Green Bay Packers quarterback Aaron Rodgers has become a face and voice of natural immunity, but now he is taking his voice into denouncing the Biden administration and censorship.
"When in the course of human history has the side that's doing the censoring and trying to shut people up and make them show papers and marginalize a part of the community ever been [the correct side]?" Rodgers told ESPN on Thursday. "We're censoring dissenting opinions? What are we trying to do? Save people from being able to determine the validity on their own or to listen and to think about things and come to their own conclusion? Freedom of speech is dangerous now if it doesn't align with the mainstream narrative?
"That's, I think first and foremost, what I wanted people to understand, and what people should understand is that there's censorship in this country going on right now."
Rodgers has become the voice and face of natural immunity because he famously told an NFL reporter he was "immunized" against COVID-19 even though he did not reveal he was not vaccinated. That became controversial and even President Joe Biden called out Rodgers' vaccination status when he saw a woman with Green Bay Packers gear on: "Tell that quarterback he's got to get that vaccine."
"When the president of the United States says, 'This is a pandemic of the unvaccinated,' it's because him and his constituents, which, I don't know how there are any if you watch any of his attempts at public speaking, but I guess he got 81 million votes," Rodgers told ESPN. "But when you say stuff like that, and then you have the CDC, which, how do you even trust them, but then they come out and talk about 75% of the COVID deaths have at least four comorbidities. And you still have this fake White House set saying that this is the pandemic of the unvaccinated, that's not helping the conversation."
Rodgers' wide-ranging interview with ESPN blasted not only Biden, but his administration's push to root out dissent in social media surrounding COVID-19 science, which should remain in a public debate, according to Rodgers.
"Are they censoring terrorists or pedophiles? Criminals who have Twitter profiles? No, they're censoring people, and they're shadow-banning people who have dissenting opinions about vaccines," Rodgers told ESPN. "Why is that? Is that because Pfizer cleared $33 billion last year and Big Pharma has more lobbyists in Washington than senators and representatives combined? Why is the reason?
"Either way, if you want to be an open-minded person, you should hear both sides, which is why I listen to people like Dr. Robert Malone, Dr. Peter McCullough. I have people on the other side as well. I read stuff on the vaccine-hesitancy side, and I read stuff on the vaccines-are-the-greatest-thing-in-the-world side."

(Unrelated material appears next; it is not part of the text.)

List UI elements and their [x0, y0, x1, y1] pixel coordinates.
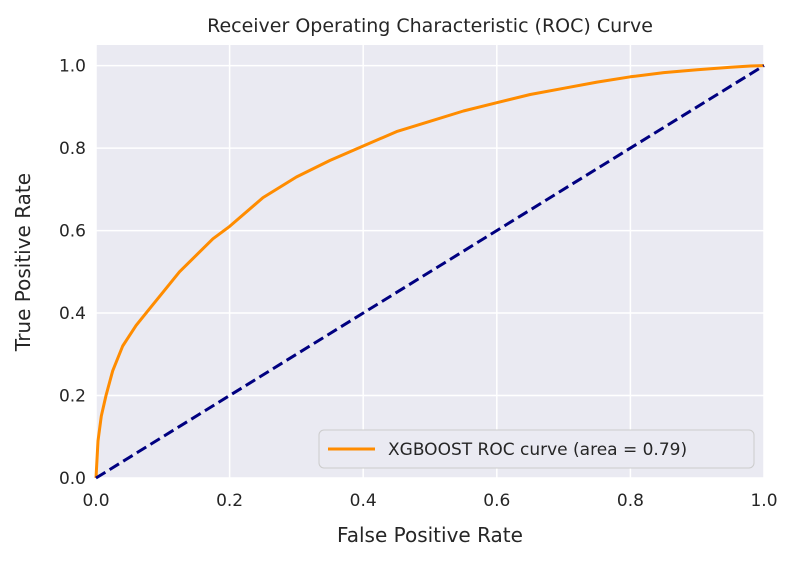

Malone and McCullough are frequent guests on Newsmax, talking about COVID-19 science the Biden administration has been adamant it wants to block in the public.
"When you censor and make pariahs out of anybody who questions what you believe in or what the mainstream narrative is, that doesn't make any sense," Rodgers continued.
Rodgers' father, Ed Rodgers, is a doctor of chiropractic care, and has been highly critical of vaccine mandates and Democrats seeking to oppose duly passed election reforms, tweeting: "Absolutely all these liberals are just a bunch of lying hypocrites."
His shared beliefs tend to align with conservatives and Rodgers' position on vaccination that made him both a pariah by Biden and a leading voice for natural immunity.
"We isolate ourselves into these echo chambers where we're only going to listen to things or read things or watch things that confirm our initial thoughts about things," Rodgers told ESPN. "That's no way to grow; that just keeps us divided even more."
Rodgers added his "yeah, I've been immunized" to an NFL reporter was planned and made with purpose.
"I had a plan going in for that question to be asked," Rodgers told ESPN. "It was a pseudo witch-hunt going on – who was vaccinated, who wasn't vaccinated. I was in a multi-month conversation that turned into an appeal process with the NFL at that time, and my appeal hinged on that exact statement [immunized].
"So what I said was, No. 1, factually true. I went through a multi-immunization process. And at the end of that, I don't know what you would call it, I would call it immunized."